Adu Mekanik di Ruang Anggaran, ASN vs DPRD Tanjab Barat Berebut Saling Potong Anggaran

Adu Mekanik di Ruang Anggaran, ASN vs DPRD Tanjab Barat Berebut Saling Potong Anggaran

BEKABAR.ID, TANJABBARAT - Ruang rapat anggaran di Tanjung Jabung Barat seolah berubah menjadi arena adu mekanik. Bukan duel kendaraan, tapi duel argumentasi antara para wakil rakyat dan barisan Aparatur Sipil Negara (ASN). Keduanya berhadapan dalam satu isu yang sama panasnya, pemotongan Tambahan Penghasilan Pegawai (TPP).

Dewan Perwakilan Rakyat Daerah (DPRD) Tanjab Barat mengawali manuver. Mereka mengusulkan agar TPP ASN yang nilainya menembus lebih dari Rp 212 miliar per tahun dipangkas dan dialihkan untuk pembangunan daerah. Di atas kertas, usulan itu terdengar heroik mengingat efisiensi demi kemajuan. Tapi di lapangan, bunyinya jauh lebih keras.

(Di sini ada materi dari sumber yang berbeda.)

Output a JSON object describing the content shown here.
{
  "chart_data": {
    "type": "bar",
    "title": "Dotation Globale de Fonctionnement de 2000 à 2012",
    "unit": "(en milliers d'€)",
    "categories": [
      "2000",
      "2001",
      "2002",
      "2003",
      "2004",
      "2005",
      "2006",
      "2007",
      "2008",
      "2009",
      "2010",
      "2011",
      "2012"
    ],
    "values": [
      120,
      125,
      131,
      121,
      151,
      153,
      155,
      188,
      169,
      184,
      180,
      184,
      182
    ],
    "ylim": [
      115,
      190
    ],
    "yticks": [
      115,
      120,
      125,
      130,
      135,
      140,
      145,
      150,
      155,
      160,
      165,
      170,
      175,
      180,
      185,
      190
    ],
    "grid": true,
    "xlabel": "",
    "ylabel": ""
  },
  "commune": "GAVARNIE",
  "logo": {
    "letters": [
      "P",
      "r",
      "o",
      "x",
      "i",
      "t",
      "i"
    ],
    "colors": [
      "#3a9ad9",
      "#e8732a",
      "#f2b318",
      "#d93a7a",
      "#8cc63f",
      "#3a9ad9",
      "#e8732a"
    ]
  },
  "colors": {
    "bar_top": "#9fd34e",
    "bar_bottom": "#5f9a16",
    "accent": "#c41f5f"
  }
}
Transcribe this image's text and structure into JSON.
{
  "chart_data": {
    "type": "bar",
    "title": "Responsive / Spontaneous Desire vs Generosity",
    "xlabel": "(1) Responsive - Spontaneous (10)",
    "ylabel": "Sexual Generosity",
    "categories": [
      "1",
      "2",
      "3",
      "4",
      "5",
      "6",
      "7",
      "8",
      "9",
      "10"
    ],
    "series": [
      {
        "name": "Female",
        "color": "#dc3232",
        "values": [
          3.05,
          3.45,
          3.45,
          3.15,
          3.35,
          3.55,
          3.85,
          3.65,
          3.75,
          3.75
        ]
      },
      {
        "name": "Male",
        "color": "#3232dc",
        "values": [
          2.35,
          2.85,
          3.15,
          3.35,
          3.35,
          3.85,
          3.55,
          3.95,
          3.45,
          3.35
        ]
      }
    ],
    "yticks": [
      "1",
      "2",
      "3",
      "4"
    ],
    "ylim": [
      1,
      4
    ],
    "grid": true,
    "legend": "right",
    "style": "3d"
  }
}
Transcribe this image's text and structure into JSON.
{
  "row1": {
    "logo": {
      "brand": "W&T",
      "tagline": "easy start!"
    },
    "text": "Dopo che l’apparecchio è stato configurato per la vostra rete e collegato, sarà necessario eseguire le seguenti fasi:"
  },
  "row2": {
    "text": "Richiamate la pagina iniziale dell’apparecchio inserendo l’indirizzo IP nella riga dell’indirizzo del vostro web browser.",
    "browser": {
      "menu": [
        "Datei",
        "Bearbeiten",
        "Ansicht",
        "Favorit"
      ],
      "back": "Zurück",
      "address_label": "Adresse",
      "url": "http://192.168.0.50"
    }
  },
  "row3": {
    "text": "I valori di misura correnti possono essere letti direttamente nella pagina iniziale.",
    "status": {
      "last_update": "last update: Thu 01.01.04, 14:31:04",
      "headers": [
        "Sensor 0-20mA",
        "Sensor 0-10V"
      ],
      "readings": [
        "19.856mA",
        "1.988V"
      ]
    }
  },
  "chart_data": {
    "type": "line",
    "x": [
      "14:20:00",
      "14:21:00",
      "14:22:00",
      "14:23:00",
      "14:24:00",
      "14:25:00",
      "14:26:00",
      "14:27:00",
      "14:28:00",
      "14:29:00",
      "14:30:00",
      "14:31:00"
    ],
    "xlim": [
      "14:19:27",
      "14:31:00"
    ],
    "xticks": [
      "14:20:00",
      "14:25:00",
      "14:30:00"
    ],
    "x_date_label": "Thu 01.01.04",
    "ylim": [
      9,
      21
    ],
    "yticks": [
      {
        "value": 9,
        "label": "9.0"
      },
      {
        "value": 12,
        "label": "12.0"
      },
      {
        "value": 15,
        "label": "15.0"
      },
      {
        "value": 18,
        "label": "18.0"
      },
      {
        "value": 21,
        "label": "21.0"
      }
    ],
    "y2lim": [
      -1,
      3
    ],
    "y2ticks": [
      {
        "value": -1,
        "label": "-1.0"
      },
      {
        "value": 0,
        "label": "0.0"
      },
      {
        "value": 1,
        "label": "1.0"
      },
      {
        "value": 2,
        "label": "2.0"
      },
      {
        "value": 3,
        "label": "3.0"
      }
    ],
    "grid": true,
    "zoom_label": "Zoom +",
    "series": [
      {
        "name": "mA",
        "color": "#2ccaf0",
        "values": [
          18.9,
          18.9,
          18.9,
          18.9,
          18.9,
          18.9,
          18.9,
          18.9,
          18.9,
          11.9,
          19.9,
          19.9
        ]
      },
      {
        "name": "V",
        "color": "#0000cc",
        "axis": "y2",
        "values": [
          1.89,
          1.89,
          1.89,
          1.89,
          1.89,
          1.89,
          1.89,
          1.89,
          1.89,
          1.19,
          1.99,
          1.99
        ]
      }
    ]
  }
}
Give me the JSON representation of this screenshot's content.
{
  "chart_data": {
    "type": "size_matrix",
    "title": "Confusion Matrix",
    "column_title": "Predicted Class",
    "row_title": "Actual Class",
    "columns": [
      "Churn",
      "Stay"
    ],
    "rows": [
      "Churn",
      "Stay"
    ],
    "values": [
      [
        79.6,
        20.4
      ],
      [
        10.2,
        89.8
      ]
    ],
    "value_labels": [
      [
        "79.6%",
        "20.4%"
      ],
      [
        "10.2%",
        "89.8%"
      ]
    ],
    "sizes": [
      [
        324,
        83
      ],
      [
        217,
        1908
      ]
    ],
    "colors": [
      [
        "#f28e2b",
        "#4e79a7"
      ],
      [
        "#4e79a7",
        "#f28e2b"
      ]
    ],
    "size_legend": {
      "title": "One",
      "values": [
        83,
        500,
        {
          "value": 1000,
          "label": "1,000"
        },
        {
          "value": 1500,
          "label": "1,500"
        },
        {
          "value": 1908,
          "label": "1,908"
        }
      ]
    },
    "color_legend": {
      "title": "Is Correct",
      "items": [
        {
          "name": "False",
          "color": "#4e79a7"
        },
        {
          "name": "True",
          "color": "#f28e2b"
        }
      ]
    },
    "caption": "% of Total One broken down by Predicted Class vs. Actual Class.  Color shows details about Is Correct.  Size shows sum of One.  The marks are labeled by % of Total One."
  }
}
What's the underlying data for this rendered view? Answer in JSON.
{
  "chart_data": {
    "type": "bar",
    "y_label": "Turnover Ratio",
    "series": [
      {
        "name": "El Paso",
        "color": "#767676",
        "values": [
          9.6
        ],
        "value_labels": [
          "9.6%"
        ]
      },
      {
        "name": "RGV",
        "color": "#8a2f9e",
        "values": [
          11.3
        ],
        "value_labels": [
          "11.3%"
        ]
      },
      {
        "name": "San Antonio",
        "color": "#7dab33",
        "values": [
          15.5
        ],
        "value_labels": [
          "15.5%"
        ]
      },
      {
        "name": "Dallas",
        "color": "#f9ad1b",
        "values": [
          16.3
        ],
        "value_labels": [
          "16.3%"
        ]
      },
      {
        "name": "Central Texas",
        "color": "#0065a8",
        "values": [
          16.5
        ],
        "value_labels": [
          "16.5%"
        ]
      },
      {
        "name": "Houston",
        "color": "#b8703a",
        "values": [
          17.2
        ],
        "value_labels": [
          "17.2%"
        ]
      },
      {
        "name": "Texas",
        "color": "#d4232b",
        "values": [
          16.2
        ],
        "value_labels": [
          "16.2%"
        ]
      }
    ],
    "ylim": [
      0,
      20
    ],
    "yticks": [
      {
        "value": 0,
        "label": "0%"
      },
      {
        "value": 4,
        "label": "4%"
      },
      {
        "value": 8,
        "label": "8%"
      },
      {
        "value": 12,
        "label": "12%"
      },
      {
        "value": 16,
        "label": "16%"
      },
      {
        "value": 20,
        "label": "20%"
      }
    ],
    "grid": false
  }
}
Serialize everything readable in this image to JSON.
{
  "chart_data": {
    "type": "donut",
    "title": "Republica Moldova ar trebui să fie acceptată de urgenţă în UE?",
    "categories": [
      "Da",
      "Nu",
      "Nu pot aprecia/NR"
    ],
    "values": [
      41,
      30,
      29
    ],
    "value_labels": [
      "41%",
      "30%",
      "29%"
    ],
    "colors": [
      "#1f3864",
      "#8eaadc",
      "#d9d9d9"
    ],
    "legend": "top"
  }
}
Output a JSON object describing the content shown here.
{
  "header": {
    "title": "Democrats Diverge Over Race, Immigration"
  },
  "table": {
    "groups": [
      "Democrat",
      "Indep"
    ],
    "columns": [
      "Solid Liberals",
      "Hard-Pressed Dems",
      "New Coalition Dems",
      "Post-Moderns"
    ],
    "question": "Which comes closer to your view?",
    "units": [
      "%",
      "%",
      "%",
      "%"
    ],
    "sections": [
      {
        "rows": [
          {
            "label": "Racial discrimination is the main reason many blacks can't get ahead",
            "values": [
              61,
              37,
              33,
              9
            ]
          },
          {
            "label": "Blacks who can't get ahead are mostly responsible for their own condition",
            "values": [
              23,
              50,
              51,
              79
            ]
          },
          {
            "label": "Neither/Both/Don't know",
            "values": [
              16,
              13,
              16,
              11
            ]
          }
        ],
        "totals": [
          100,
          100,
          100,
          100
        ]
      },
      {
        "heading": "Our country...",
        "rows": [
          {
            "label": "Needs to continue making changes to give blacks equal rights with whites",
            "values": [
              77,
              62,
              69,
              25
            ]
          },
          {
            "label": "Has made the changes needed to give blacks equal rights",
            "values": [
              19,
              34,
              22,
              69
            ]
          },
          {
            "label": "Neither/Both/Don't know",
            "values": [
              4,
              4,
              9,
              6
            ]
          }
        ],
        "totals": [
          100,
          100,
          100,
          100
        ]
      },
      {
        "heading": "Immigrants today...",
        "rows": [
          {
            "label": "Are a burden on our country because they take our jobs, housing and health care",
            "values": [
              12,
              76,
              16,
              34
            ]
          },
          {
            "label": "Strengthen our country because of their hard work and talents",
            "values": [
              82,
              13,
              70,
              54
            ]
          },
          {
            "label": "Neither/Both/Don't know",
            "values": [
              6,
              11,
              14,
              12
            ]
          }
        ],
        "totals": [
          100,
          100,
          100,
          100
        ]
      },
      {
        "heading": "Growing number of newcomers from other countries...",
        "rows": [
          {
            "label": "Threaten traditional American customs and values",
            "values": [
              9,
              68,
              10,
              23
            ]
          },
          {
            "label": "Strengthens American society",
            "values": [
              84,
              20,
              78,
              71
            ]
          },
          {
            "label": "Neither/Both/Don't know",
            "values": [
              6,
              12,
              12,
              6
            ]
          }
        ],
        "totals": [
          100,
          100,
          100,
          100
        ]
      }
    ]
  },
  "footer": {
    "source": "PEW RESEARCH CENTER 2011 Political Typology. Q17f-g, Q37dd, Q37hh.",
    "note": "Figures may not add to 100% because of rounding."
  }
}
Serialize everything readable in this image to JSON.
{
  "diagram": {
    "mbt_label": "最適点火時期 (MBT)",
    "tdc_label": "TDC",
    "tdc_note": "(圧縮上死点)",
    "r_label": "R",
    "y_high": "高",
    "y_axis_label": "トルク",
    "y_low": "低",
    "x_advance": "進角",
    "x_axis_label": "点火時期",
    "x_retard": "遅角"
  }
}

“Kalau mau bicara pengorbanan, jangan setengah hati,” kata seorang ASN senior yang menolak disebut namanya. 

“Jangan hanya kami yang dikorbankan. Kalau mau susah, mari kita susah bersama," tambahnya 

Nada suaranya menggambarkan ketegangan yang merata di kalangan birokrat. Mereka merasa menjadi tumbal kebijakan populis yang belum tentu menyentuh akar masalah. Beberapa ASN bahkan mulai melancarkan argumen balik, menyeret fasilitas DPRD ke meja sorotan.

“Kenapa cuma TPP yang dipotong? Tunjangan komunikasi, rumah dinas, dana reses, semua juga harus dievaluasi. Jangan pilih-pilih,” tambah seorang ASN lainnya.

Dari sisi dewan, reaksi pun tak kalah tegas. Sejumlah anggota DPRD menilai ASN terlalu reaktif. Menurut mereka, struktur belanja pegawai memang sudah terlalu gemuk, membebani ruang fiskal daerah.

“Ini bukan soal menyerang ASN. Ini soal keberanian merasionalisasi anggaran,” ujar salah satu legislator, menegaskan posisi dewan. “Kalau semua anggaran habis untuk TPP, bagaimana pembangunan mau bergerak?” celutuk dia.

Adu argumen itu berlanjut dalam rapat-rapat tertutup. Para anggota dewan membawa data belanja rutin yang menanjak tajam, sementara ASN meng-counter dengan angka kebutuhan dasar pelayanan publik yang tak bisa dipangkas begitu saja.

Setiap pihak datang dengan dokumen, tabel, dan retorika moralnya sendiri. Hasilnya, ruang sidang berubah jadi gelanggang dua kekuatan birokrasi, yang satu mengklaim berpihak pada rakyat, yang lain mengaku mempertahankan hak kerja mereka. Masing-masing merasa benar, masing-masing merasa dikorbankan.

Pertarungan ini lebih dari sekadar soal TPP. Ia memperlihatkan bagaimana ketegangan klasik antara teknokrat dan politisi kembali muncul di daerah, antara mereka yang mengatur administrasi dan mereka yang mengatur arah.

Sementara itu, bola panas anggaran terus bergulir. Tak ada yang mau mengalah. DPRD bicara efisiensi, ASN bicara keadilan. Di tengahnya, pembangunan menunggu, terjebak dalam adu mekanik tanpa ujung antara dua mesin pemerintahan yang semestinya saling melengkapi.